Whither the tribes go up, even the tribes of Yahweh.”

All joined in this song of delight, but never for long did this mood prevail, for always some tormented voice, unable to believe that it was on the threshold of Jerusalem, would cry in humble supplication:“Out of the depths have I called upon you, Yahweh.

Yahweh, hear my voice.

Let your ears be attentive to the voice of my supplications.”

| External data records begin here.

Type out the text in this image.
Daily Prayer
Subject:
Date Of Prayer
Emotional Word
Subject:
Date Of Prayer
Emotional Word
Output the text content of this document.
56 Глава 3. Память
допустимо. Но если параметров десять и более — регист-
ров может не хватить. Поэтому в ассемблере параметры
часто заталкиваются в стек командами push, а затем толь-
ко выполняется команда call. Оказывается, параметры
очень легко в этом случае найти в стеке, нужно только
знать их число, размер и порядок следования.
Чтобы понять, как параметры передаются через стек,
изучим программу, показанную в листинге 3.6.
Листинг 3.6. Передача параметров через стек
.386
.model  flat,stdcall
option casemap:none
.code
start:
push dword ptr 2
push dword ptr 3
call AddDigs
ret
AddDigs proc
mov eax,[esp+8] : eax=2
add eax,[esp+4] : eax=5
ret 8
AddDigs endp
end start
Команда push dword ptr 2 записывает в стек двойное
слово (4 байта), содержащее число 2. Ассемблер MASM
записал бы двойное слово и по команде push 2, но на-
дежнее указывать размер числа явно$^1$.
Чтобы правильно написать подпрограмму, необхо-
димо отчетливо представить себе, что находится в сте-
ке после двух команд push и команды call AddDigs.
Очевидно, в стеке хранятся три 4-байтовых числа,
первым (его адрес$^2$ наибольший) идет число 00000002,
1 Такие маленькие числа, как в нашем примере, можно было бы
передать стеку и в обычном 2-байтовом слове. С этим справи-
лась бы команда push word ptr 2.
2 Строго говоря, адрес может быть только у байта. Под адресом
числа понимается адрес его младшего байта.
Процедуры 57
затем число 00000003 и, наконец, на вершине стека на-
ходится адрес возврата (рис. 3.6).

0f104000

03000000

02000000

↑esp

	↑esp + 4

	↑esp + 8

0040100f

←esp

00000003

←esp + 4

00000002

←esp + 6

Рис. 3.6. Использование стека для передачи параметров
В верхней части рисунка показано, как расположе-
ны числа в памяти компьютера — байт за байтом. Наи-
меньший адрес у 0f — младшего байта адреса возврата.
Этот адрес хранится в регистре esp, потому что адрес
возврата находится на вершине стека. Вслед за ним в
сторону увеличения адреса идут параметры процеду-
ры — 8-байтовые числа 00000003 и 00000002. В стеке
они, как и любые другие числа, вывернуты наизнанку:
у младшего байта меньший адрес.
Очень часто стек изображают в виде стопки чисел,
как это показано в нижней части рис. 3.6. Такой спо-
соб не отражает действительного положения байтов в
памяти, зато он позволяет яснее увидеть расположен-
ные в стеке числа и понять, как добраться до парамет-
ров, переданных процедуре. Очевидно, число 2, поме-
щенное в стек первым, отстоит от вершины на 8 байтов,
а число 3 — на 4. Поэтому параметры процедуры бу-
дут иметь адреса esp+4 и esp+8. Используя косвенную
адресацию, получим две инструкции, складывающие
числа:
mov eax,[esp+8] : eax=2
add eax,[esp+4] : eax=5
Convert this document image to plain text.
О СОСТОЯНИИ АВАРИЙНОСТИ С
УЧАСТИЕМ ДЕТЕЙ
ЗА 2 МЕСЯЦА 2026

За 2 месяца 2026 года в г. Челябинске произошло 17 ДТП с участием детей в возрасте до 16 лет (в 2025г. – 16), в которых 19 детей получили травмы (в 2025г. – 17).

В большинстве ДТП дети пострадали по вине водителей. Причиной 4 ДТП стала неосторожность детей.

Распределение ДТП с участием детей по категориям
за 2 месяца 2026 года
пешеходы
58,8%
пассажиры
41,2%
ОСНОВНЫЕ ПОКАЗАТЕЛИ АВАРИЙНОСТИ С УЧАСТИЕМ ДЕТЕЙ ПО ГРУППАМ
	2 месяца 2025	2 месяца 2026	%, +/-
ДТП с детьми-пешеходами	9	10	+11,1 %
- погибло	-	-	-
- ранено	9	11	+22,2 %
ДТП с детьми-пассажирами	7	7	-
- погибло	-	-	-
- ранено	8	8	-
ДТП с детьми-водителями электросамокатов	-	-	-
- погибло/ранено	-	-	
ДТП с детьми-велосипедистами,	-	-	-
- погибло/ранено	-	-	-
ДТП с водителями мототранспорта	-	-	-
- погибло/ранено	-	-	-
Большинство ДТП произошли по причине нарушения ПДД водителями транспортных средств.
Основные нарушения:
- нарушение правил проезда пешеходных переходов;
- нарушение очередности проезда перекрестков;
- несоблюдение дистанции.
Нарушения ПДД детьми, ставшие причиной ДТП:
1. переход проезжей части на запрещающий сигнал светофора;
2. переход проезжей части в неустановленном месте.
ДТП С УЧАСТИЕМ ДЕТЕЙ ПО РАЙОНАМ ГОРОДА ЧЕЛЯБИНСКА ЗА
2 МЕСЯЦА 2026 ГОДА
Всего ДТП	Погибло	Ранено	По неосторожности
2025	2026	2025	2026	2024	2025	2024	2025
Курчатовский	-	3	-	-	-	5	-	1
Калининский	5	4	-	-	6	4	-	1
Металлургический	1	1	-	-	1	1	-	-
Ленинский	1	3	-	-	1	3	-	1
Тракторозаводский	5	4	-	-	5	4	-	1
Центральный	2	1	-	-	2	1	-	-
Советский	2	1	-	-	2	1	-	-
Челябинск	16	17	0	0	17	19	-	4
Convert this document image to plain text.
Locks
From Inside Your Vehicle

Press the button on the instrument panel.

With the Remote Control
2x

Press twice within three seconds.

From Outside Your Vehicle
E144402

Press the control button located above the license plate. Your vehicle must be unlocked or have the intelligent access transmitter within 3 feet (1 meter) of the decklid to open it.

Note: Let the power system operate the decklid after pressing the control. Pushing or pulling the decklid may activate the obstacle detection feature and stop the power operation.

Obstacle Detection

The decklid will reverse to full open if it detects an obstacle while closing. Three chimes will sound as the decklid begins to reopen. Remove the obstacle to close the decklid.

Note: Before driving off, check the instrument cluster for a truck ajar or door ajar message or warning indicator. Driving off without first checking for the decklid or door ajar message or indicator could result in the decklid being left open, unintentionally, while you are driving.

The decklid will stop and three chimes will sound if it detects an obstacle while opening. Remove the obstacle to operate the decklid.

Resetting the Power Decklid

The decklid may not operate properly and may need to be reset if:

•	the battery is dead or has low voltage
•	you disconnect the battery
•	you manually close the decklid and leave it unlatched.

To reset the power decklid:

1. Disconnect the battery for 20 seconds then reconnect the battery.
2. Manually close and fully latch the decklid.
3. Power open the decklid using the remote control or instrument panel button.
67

Most endeavored to suppress their own desires and to submit themselves to the will of Yahweh, trusting as Gomer did that his guidance would sustain them:“Yahweh, my heart is not haughty nor my eyes lofty;

Neither do I exercise myself in things too great,

Or in things too wonderful for me.”

And when they entered upon the last league they made a solemn promise that they would march uninterruptedly to the holy city regardless of what impediments they might encounter:“Yahweh, let me remember David and his afflictions,

How he swore unto Yahweh

And vowed unto the god of Jacob.

Surely I will not come into the tent of my own house

Nor go up into the bed that is spread for me;

I will not give sleep to my eyes

Nor slumber to my eyelids

Until I find out a place for Yahweh,

A dwelling place for the mighty one.”

And then, when the day was very hot upon them, Gomer and Rimmon heard the singers ahead suddenly cease, and everywhere there was silence as those behind pushed forward, and at last the multitude looked south across bare hills and saw rising before them a stout, high wall, a most massive thing built of enormous stones that shone pink and gray and purple in the noonday sun; and from the walls, rose towers marking a gate, and beyond it the majestic outlines of a temple, heavy and monumental and brooding. Many fell to their knees, to think that they had lived to see this city, but Gomer noticed that Rimmon stood apart, staring at the extraordinary walls and the ineffable grace that invested the stones of this sacred place. Watching her son absorb the wonder of Jerusalem she tried to guess what divine need had brought him to this spot, but she knew not, and then she found herself pulled to his side and her soft voice began whispering words and ideas that she herself could not have conjured up: “Look not to the walls, Rimmon son of Gomer. Look rather to the west to those slopes by the fullers’ field. A hundred years ago did not Sennacherib, having crushed Makor, camp in that spot, his army as thick as locusts in the seventh year? And did he not make preparations to destroy Jerusalem”—of these matters Gomer knew nothing—“so that the holy City of David lay powerless before him? The terrible Assyrian needed only to press against those pink-gray walls, and Jerusalem was his that he might crush the temple and destroy the sons of Judah forever. But at the middle of the night I moved among the tents of the Assyrians. More powerful than chariots was I that night, more deadly than arrows tipped with iron, and in the morning death was upon the host and it melted away.”